El tipo de persona que usaría Musketanol es alguien que abraza su individualidad y se atreve a destacar entre la multitud. Esta fragancia no es para los débiles de corazón, es para los audaces, los intrépidos y los aventureros. La persona que usa Musketanol tiene confianza en sí misma y no tiene miedo de marchar al ritmo de su propio tambor. Exudan una sensación de misterio e intriga, atrayendo a otros con su enigmática presencia.
Cuando encuentras por primera vez el mosquetano, eres recibido por el intenso y seductor aroma de la damascenona. Esta nota añade una dulzura floral a la fragancia, creando una sensación de profundidad y complejidad. A medida que el aroma evoluciona, Florol® y Globalide® entran en juego, añadiendo una cualidad especiada y resinosa que insinúa algo más oscuro que se esconde debajo de la superficie.
El corazón de Musketanol es Muscone, una nota de almizcle sintético que añade una cualidad cálida y sensual a la fragancia. Esta nota es lo que le da al mosquetanol su innegable atractivo, atrayendo a los demás con su seductor aroma. El aldehído de ciclamen aporta un elemento fresco y aireado al aroma, atenuando la calidez del almizcle y creando una sensación de equilibrio.
A medida que el mosquetano se seca, Cetalox® pasa a primer plano, envolviendo al usuario en un abrazo suave y aterciopelado. Esta nota añade un toque de elegancia a la fragancia, dándole un toque lujoso y sofisticado. El efecto general es un aroma a la vez enigmático y atractivo, que atrae a los demás con su aroma complejo y seductor.
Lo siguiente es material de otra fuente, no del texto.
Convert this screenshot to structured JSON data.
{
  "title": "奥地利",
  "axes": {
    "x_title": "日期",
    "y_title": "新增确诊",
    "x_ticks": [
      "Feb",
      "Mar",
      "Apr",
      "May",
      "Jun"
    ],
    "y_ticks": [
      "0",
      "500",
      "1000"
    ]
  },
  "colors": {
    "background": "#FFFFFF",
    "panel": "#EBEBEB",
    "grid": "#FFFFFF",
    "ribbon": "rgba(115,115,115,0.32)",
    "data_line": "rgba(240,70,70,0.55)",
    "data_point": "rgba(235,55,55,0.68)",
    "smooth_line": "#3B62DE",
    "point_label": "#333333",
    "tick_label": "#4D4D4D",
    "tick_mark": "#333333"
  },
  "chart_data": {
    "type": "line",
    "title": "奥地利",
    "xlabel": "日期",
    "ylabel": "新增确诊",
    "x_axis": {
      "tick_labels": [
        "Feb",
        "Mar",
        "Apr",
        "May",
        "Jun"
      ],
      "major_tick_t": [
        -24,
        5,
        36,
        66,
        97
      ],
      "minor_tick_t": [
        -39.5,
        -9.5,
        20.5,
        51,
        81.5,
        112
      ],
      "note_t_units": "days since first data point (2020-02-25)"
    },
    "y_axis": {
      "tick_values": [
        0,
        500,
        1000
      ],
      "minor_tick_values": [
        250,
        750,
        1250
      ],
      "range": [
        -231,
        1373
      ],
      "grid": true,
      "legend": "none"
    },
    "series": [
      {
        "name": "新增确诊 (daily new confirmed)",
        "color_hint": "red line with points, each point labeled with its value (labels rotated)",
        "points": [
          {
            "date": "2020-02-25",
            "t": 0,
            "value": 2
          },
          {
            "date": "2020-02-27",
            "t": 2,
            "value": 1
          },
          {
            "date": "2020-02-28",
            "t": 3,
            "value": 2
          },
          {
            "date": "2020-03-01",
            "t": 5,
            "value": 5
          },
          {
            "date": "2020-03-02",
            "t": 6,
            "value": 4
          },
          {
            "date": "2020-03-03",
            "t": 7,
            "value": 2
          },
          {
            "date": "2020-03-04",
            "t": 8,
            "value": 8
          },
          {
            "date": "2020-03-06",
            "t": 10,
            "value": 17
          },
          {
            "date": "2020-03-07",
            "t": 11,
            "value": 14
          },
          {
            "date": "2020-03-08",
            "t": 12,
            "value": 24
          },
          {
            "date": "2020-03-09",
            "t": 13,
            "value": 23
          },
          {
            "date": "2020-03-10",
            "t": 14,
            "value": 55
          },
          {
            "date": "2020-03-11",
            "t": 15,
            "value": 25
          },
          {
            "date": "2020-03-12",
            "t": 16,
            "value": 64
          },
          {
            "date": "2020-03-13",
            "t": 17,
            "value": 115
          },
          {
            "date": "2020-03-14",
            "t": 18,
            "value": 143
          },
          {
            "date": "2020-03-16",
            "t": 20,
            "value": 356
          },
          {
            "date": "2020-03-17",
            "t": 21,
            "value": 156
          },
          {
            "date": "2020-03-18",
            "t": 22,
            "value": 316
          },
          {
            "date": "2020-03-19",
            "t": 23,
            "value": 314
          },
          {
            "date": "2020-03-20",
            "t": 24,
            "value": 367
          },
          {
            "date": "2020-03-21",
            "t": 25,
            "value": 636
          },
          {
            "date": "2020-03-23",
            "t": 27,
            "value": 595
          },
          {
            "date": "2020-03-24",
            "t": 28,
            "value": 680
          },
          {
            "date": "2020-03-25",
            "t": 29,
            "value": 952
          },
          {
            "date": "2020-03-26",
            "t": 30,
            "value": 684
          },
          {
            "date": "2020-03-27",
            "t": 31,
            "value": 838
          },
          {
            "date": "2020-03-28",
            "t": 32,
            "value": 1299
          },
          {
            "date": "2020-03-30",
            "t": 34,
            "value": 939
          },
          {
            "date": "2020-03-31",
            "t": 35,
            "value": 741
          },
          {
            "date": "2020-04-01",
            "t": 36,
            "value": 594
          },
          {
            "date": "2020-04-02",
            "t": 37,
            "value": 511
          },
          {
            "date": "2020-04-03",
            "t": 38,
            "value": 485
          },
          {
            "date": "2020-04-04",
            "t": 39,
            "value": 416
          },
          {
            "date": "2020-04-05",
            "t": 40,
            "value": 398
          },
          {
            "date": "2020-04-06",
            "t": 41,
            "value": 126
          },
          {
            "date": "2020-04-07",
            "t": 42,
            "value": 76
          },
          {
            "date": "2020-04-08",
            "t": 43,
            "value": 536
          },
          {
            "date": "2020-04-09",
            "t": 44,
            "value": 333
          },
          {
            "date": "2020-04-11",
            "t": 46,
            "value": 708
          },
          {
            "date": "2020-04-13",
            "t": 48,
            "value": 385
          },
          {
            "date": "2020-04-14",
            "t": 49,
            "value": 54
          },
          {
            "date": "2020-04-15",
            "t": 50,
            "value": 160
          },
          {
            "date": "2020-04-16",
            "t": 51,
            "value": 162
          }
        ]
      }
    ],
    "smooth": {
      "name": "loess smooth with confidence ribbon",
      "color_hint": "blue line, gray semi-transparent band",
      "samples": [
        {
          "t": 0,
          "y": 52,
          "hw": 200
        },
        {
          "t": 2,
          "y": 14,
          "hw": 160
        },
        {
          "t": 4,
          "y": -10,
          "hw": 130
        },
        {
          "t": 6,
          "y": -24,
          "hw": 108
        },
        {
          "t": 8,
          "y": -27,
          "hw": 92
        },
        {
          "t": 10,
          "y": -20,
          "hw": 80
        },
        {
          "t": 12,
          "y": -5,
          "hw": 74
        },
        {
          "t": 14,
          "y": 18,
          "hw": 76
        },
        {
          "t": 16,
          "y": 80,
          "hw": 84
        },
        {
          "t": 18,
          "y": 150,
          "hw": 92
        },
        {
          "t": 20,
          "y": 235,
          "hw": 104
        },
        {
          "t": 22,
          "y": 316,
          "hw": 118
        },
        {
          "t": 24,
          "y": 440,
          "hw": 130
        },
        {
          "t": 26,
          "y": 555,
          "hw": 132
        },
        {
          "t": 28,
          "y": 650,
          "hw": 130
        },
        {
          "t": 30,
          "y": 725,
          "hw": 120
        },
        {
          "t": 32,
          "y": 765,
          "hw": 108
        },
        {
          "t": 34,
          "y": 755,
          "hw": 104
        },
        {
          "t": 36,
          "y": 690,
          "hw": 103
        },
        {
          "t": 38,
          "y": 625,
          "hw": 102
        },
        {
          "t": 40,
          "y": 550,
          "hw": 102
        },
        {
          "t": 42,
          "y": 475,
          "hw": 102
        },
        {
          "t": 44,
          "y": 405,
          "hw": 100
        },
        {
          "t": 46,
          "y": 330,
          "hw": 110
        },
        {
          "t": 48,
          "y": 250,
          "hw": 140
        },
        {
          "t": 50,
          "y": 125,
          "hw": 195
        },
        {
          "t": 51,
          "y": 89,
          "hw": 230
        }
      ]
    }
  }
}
Usar mosquetano es como embarcarse en un viaje hacia lo desconocido, una aventura atrevida que promete emoción e intriga en cada paso. Esta fragancia no es para los débiles de corazón, es para los audaces, los intrépidos y los aventureros. La persona que usa Musketanol es alguien que no tiene miedo de abrazar su propia individualidad y marchar al ritmo de su propio tambor. Exudan una sensación de misterio y atractivo, atrayendo a los demás con su enigmática presencia.